Kilas Balik Pengembangan Varitas Padi Unggul di Indonesia

Beberapa varitas padi unggul yang dikembangkan di Indonesia. Dok: BB Padi.
Beberapa varitas padi unggul yang dikembangkan di Indonesia. Dok: BB Padi.

Perkembangan program pemuliaan dan varietas padi dipengaruhi oleh dinamika tantangan tenis maupun sosial-ekonomi, dan dinamika perkembangan ilmu pengetahuan dan teknologi. Secara umum, perkembangan program pembentukan varietas unggul padi di Indonesia dapat dipilah atas tiga periode, yaitu era sebelum 1970an, era 1970an hingga sebelum swasembada beras dan era pascaswasembada beras.

Periode Sebelum 1970-an

Bacaan Lainnya

Di Indonesia, perakitan varietas unggul padi melalui persilangan dimulai pada tahun 1920-an dengan memanfaatkan plasma nutfah lokal. Hingga tahun 1960-an, pemuliaan padi diarahkan pada pembentukan varietas untuk usaha tani dengan masukan rendah (low input) dan untuk lahan tadah hujan yang kurang suburatau varietas yang responsif terhadap pemupukan.
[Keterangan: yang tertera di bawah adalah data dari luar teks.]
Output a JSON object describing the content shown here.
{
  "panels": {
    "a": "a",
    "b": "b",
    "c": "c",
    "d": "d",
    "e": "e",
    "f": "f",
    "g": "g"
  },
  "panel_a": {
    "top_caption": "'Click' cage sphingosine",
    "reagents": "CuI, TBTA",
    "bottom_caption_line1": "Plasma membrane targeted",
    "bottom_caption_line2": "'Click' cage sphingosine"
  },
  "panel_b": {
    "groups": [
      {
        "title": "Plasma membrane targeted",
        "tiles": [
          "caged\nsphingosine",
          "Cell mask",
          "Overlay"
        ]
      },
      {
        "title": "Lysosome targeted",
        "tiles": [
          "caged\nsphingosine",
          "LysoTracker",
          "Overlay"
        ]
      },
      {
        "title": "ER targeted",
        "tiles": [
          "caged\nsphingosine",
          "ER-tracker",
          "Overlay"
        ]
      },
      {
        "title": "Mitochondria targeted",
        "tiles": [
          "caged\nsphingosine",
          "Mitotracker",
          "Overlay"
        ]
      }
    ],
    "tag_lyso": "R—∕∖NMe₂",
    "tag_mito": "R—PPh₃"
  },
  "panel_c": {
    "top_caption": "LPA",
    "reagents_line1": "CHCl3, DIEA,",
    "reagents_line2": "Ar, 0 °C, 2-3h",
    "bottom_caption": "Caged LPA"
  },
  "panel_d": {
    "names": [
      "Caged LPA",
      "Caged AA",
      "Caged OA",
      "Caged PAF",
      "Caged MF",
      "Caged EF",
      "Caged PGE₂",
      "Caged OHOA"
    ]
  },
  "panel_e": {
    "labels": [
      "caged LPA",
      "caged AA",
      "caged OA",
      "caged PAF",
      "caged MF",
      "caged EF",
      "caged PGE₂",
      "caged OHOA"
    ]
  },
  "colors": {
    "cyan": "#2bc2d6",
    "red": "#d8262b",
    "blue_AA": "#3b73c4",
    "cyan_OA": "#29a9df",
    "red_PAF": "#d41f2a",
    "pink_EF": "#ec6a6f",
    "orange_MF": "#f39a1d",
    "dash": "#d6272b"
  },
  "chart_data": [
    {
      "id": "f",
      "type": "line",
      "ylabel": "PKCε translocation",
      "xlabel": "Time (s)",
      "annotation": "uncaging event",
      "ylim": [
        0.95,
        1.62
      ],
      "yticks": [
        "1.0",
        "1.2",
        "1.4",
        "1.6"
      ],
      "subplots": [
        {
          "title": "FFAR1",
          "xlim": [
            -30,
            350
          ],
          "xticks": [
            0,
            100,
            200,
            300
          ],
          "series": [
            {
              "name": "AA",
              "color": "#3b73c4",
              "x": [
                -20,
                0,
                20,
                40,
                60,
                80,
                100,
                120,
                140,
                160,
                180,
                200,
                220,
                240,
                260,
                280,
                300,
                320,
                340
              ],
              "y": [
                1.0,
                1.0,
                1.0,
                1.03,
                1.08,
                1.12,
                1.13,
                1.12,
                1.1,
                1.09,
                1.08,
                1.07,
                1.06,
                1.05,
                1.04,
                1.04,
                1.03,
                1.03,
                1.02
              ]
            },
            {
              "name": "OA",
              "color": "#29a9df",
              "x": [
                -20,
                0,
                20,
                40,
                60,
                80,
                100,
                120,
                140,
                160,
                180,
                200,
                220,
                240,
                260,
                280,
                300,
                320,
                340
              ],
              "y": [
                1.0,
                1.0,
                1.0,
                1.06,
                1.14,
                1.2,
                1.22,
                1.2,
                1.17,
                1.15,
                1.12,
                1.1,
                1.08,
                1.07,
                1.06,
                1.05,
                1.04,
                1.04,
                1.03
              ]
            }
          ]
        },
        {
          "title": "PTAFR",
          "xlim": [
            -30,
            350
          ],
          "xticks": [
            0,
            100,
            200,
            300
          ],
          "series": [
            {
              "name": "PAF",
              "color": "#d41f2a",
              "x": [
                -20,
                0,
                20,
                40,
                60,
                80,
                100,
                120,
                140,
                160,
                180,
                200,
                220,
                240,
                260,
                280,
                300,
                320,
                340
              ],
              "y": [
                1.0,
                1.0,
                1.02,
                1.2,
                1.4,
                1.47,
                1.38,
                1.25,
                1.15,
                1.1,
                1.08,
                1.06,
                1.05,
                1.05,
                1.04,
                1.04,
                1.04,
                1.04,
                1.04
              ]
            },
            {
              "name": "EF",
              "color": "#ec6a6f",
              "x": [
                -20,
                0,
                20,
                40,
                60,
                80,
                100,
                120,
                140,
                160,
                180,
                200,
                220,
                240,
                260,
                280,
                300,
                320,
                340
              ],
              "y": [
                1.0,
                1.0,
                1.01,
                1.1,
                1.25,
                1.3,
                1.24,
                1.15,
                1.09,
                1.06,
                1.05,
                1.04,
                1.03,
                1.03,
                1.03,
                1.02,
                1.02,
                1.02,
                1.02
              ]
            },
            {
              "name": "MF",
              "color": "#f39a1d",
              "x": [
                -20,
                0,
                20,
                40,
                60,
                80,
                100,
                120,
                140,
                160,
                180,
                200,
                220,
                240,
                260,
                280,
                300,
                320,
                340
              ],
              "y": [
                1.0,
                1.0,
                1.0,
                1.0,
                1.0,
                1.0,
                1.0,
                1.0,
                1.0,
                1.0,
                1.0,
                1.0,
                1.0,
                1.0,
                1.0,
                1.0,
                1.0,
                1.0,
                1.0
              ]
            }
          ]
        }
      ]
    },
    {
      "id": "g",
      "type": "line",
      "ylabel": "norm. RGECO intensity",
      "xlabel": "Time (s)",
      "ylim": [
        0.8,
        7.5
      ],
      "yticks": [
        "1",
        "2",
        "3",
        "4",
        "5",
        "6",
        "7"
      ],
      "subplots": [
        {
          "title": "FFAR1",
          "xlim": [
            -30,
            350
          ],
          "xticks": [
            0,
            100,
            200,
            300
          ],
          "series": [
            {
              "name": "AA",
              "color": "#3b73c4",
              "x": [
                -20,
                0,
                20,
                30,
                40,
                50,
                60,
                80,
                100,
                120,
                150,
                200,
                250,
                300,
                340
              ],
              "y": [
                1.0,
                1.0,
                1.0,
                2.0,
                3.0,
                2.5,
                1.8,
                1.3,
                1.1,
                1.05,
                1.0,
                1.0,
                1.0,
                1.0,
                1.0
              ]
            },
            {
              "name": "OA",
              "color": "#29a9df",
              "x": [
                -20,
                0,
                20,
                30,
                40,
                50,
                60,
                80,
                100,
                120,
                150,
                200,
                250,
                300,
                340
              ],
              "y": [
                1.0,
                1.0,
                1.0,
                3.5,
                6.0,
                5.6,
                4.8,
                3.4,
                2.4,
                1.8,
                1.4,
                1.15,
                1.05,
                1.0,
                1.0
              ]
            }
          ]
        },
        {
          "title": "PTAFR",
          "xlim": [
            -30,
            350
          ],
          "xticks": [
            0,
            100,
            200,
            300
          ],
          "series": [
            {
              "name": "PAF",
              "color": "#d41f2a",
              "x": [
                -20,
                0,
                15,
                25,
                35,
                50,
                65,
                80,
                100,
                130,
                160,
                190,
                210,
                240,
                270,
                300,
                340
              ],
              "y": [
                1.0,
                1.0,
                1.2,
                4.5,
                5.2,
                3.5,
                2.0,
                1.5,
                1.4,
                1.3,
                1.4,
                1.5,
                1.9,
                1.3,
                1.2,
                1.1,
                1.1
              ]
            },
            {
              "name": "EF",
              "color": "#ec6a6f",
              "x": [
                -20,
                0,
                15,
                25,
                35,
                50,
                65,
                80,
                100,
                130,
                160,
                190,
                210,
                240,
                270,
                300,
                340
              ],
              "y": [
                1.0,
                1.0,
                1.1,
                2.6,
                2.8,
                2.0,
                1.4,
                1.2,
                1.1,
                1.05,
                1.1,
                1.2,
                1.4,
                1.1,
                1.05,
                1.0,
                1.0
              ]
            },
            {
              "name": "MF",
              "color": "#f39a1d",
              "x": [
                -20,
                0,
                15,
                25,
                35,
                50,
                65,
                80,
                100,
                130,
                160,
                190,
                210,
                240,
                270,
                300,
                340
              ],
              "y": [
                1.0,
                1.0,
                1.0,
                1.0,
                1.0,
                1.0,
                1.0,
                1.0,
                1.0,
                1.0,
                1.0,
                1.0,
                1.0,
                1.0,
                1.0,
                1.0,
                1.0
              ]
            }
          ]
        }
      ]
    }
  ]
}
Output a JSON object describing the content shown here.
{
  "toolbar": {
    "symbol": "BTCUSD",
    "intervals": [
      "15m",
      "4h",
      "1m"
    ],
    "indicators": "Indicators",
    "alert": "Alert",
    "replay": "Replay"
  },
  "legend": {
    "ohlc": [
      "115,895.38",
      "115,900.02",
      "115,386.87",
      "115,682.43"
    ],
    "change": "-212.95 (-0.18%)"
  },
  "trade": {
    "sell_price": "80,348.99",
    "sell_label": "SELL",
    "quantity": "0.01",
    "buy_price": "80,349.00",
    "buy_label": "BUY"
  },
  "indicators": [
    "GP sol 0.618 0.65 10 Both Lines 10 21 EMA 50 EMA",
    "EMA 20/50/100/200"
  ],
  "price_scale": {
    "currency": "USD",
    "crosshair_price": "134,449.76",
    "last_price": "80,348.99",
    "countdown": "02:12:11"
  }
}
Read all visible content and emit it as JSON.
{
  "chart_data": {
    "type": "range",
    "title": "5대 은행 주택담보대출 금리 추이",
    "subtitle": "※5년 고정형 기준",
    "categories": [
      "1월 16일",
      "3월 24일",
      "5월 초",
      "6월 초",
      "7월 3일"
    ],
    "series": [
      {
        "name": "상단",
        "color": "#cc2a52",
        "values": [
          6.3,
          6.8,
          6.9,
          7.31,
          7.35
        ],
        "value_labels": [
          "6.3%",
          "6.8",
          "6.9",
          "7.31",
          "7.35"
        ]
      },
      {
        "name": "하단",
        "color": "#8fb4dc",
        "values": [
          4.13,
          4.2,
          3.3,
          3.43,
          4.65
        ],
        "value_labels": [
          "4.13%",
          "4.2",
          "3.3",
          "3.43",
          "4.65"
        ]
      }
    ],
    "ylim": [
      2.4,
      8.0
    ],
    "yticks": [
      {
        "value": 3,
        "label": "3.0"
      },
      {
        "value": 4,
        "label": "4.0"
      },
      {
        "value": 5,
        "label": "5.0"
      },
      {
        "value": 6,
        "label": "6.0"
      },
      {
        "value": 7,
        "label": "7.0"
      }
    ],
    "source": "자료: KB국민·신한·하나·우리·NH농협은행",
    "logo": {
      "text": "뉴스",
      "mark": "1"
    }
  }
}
Varietas padi hasil persilangan di dalam negeri yang pertama kali dilepas pada tahun 1943 adalah Bengawan. Padi tipe Bengawan memiliki latar belakang genetik varietas asal Cina, varietas Latisail asal India, dan varietas Benong asal Indonesia (Hargrove et al. 1979). Karakteristik umum dari varietas padi tipe Bengawan adalah berumur dalam (140-155 hari setelah sebar/HSS), postur tanaman tinggi (145-165 cm), memiliki rasa nasi enak, dan berdaya hasil sedang 3,5-4,0 t/ha (Daradjat et al.2001, Musaddad et al.1993). Contoh varietas padi tipe Bengawan antara lain adalah Sigadis, Remaja, Jelita, Dara, Sintha, Dewi, Tara, Arimbi, Bathara, dan Dewi Ratih (Harahap et al. 1993, Djunainah et al. 1993, Sunihardi et al. 1999). Memasuki tahun 70an penanaman varietas unggul baru mencapai 30%, sisanya ditanami varietas lokal tradisional dan lokal unggul (Badan Litbang Pertanian 1981). Padi akhir tahun 1960an mulai diintroduksikan varietas unggul modern dari IRRI, IR5, dan IR8, yang mempunyai produktivitas tinggi, umur lebih genjah, dan sangat responsif terhadap pupuk.

Periode 1970 – 1984

Pada periode ini program pembentukan varietas padi dirahkan pada peningkatan produktivitas, perbaikan rasa nasi, ketahanan terhadap hama dan penyakit . Pada awal periode ini dihasilkan varietas Pelita I-1 dan Pelita I-2 yang memiliki potensi hasil tinggi (4,5-5,5 t/ha) dengan rasa nasi enak/pulen yang dilepas tahun 1971, berasal dari persilangan IR5 dengan Sintha. Namun karena rentan terhadap hama wereng coklat, kedua varietas tersebut tidak dapat bertahan lama.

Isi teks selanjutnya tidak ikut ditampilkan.